Entre Nouvel Âge et effondrement

« 2012 », quand les eaux recouvrent l’Himalaya © Roland EmmerichNotre monde actuel ne durera pas. Prendra-t-il fin brutalement ou tout en douceur grâce à une évolution des consciences? Les scénarios catastrophistes ou optimistes tendance Nouvel Âge ne manquent pas. Signeraient-ils le retour des mouvements millénaristes? Petit tour de piste pour y voir plus clair.

Jean-François Mayer étudie depuis de longues années les mouvements religieux dans le monde contemporain. Il dirige le site Religioscope (www.religion.info). Auteur d’une dizaine de livres et de nombreux articles (voir www.mayer.info), il a publié plusieurs textes à propos des attentes millénaristes autour du 21 décembre 2012.

« Le Nouvel Âge, c’est pour quand ? » interrogeait en juin 2009 le magazine suisse romand Recto-Verseau, qui explore depuis 1986 des sujets allant des thérapies naturelles à la spiritualité. Ce « Nouvel Âge [ou New Age] prometteur, dont nous avions tant rêvé il y a 40 ans », paraissait se rapprocher : bien des attitudes jugées alors marginales s’étaient largement répandues entretemps, soulignait l’éditorial. Les articles du dossier allaient d’auteurs convaincus de l’entrée proche dans un nouveau cycle à ceux voyant dans le Nouvel Âge un thème « fédérateur d’énergies et de motivations pour le changement ».[1]

À travers toutes ces initiatives, ce Nouvel Âge en voie d’avènement donne l’impression d’exister déjà un peu. Les cercles qui l’espèrent ne sont pas seuls à s’interroger sur les perspectives de notre planète. Dans le contexte mondialisé et postchrétien de l’Occident contemporain, des visions d’avenir optimistes ou pessimistes nous assurent que notre monde ne va pas durer. Assistons-nous à l’apparition de millénarismes sécularisés ?

L’attente millénariste

Les millénarismes sont tendus vers un avenir bien plus désirable que la situation présente. Classé comme catégorie du christianisme, avec la référence au « règne de mille ans » de l’Apocalypse, le millénarisme a été appliqué par extension à des courants apparus dans tous les environnements culturels et religieux -également à des entreprises politiques.

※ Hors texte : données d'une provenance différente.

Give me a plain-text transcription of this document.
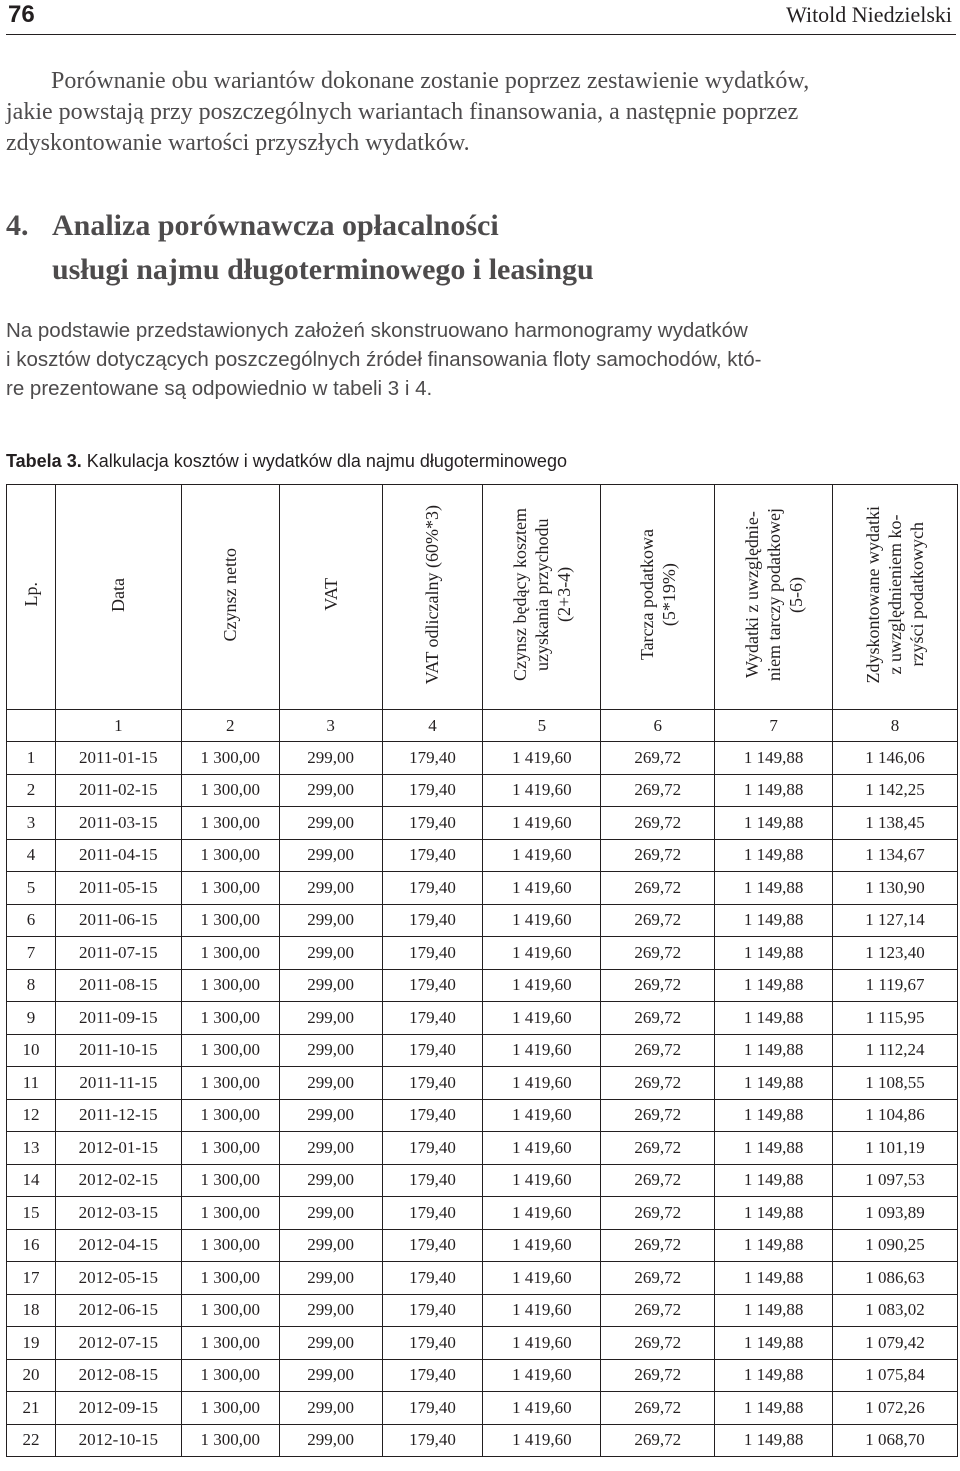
76	Witold Niedzielski
Porównanie obu wariantów dokonane zostanie poprzez zestawienie wydatków,
jakie powstają przy poszczególnych wariantach finansowania, a następnie poprzez
zdyskontowanie wartości przyszłych wydatków.
4. Analiza porównawcza opłacalności
usługi najmu długoterminowego i leasingu
Na podstawie przedstawionych założeń skonstruowano harmonogramy wydatków
i kosztów dotyczących poszczególnych źródeł finansowania floty samochodów, któ-
re prezentowane są odpowiednio w tabeli 3 i 4.
Tabela 3. Kalkulacja kosztów i wydatków dla najmu długoterminowego
Lp.	Data	Czynsz netto	VAT	VAT odliczalny (60%*3)	Czynsz będący kosztem uzyskania przychodu (2+3-4)	Tarcza podatkowa (5*19%)	Wydatki z uwzględnie- niem tarczy podatkowej (5-6)	Zdyskontowane wydatki z uwzględnieniem ko- rzyści podatkowych

	1	2	3	4	5	6	7	8
1	2011-01-15	1 300,00	299,00	179,40	1 419,60	269,72	1 149,88	1 146,06
2	2011-02-15	1 300,00	299,00	179,40	1 419,60	269,72	1 149,88	1 142,25
3	2011-03-15	1 300,00	299,00	179,40	1 419,60	269,72	1 149,88	1 138,45
4	2011-04-15	1 300,00	299,00	179,40	1 419,60	269,72	1 149,88	1 134,67
5	2011-05-15	1 300,00	299,00	179,40	1 419,60	269,72	1 149,88	1 130,90
6	2011-06-15	1 300,00	299,00	179,40	1 419,60	269,72	1 149,88	1 127,14
7	2011-07-15	1 300,00	299,00	179,40	1 419,60	269,72	1 149,88	1 123,40
8	2011-08-15	1 300,00	299,00	179,40	1 419,60	269,72	1 149,88	1 119,67
9	2011-09-15	1 300,00	299,00	179,40	1 419,60	269,72	1 149,88	1 115,95
10	2011-10-15	1 300,00	299,00	179,40	1 419,60	269,72	1 149,88	1 112,24
11	2011-11-15	1 300,00	299,00	179,40	1 419,60	269,72	1 149,88	1 108,55
12	2011-12-15	1 300,00	299,00	179,40	1 419,60	269,72	1 149,88	1 104,86
13	2012-01-15	1 300,00	299,00	179,40	1 419,60	269,72	1 149,88	1 101,19
14	2012-02-15	1 300,00	299,00	179,40	1 419,60	269,72	1 149,88	1 097,53
15	2012-03-15	1 300,00	299,00	179,40	1 419,60	269,72	1 149,88	1 093,89
16	2012-04-15	1 300,00	299,00	179,40	1 419,60	269,72	1 149,88	1 090,25
17	2012-05-15	1 300,00	299,00	179,40	1 419,60	269,72	1 149,88	1 086,63
18	2012-06-15	1 300,00	299,00	179,40	1 419,60	269,72	1 149,88	1 083,02
19	2012-07-15	1 300,00	299,00	179,40	1 419,60	269,72	1 149,88	1 079,42
20	2012-08-15	1 300,00	299,00	179,40	1 419,60	269,72	1 149,88	1 075,84
21	2012-09-15	1 300,00	299,00	179,40	1 419,60	269,72	1 149,88	1 072,26
22	2012-10-15	1 300,00	299,00	179,40	1 419,60	269,72	1 149,88	1 068,70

Dans ce sens générique, il désigne l’attente d’événements cruciaux qui conduiront à un retournement radical de situation, inaugurant un monde idéal, débarrassé des drames et épreuves qui marquent l’existence humaine.

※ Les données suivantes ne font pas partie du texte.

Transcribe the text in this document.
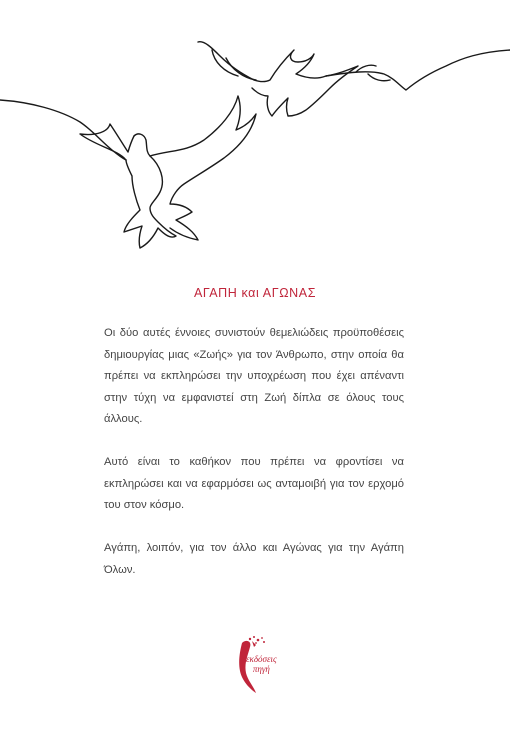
ΑΓΑΠΗ και ΑΓΩΝΑΣ

Οι δύο αυτές έννοιες συνιστούν θεμελιώδεις προϋποθέσεις δημιουργίας μιας «Ζωής» για τον Άνθρωπο, στην οποία θα πρέπει να εκπληρώσει την υποχρέωση που έχει απέναντι στην τύχη να εμφανιστεί στη Ζωή δίπλα σε όλους τους άλλους.

Αυτό είναι το καθήκον που πρέπει να φροντίσει να εκπληρώσει και να εφαρμόσει ως ανταμοιβή για τον ερχομό του στον κόσμο.

Αγάπη, λοιπόν, για τον άλλο και Αγώνας για την Αγάπη Όλων.

εκδόσεις
πηγή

Souvent, ce monde nouveau est introduit par un temps de troubles. Les fortes images de catastrophes purificatrices peuvent donner l’impression que les hérauts du millénarisme sont des « fanatiques de l’apocalypse », pour reprendre le titre de la traduction française du célèbre ouvrage de l’historien britannique Norman Cohn (1915-2007) sur les millénarismes médiévaux.[2]

Ce n’est pas toujours faux : les veilleurs de l’apocalypse accueillent les événements spectaculaires survenant dans le monde en y lisant autant de confirmations qu’approche le moment décisif. Mais leur motivation tient avant tout à un formidable espoir : la certitude que notre monde souffrant et injuste laissera la place à une ère de bonheur et d’équité. À l’inverse d’apocalypses séculières, débouchant sur le néant ou sur un avenir dystopique pour d’éventuels survivants, l’après-catastrophe se pare de couleurs riantes pour les élus.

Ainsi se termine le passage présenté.